Exponential Versus Hyperbolic Discounting of Delayed Outcomes: Risk and Waiting Time

Abstract
Frequently, animals must choose between more immediate, smaller rewards and more delayed, but larger rewards. For example, they often must decide between accepting a smaller prey item versus continuing to search for a larger one, or between entering a leaner patch versus travelling to a richer patch that is further away. In both situations, choice of the more immediate, but smaller reward may be interpreted as implying that the value of the later reward is discounted; that is, the value of the later reward decreases as the delay to its receipt increases. This decrease in value may occur because of the increased risk involved in waiting for rewards, or because of the decreased rate of reward associated with increased waiting time.

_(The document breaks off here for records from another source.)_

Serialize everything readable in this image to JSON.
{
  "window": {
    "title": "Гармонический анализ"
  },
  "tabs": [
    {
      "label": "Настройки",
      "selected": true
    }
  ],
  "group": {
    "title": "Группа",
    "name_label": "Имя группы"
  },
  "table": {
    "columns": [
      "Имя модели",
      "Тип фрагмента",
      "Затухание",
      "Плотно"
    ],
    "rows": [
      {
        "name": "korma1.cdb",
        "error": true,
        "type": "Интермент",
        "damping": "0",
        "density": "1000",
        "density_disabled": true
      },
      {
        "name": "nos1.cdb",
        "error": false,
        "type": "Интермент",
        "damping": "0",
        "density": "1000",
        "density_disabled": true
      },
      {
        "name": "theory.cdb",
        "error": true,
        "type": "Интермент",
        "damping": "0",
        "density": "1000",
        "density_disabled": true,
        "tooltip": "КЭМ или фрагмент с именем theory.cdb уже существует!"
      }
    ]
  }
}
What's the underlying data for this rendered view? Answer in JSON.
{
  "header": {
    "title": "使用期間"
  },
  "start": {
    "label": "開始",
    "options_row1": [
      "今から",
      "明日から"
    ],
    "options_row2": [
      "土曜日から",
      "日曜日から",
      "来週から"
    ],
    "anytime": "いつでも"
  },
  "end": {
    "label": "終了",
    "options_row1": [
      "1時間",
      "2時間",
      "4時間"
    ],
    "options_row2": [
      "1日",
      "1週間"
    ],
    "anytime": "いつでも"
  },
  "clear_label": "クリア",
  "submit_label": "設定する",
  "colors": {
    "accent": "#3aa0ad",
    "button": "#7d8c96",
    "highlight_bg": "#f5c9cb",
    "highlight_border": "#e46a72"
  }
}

The present research attempts to determine the form of the relation between value and delay, and examines implications of this relation for mechanisms underlying risk-sensitive foraging. Two accounts of the relation between value and delay have been proposed to describe the decrease in value resulting from increases in delay: an exponential model and a hyperbolic model. Our research demonstrates that, of the two, a hyperbola-like discounting model consistently explains more of the variance in temporal discounting data at the group level and, importantly, at the individual level as well. We show mathematically that the hyperbolic model shares fundamental features with models of prey and patch choice. In addition, the present review highlights the implications of a psychological perspective for the behavioral biology of risksensitive foraging, as well as the implications of an ecological perspective for the behavioral psychology of risk-sensitive choice and decision-making.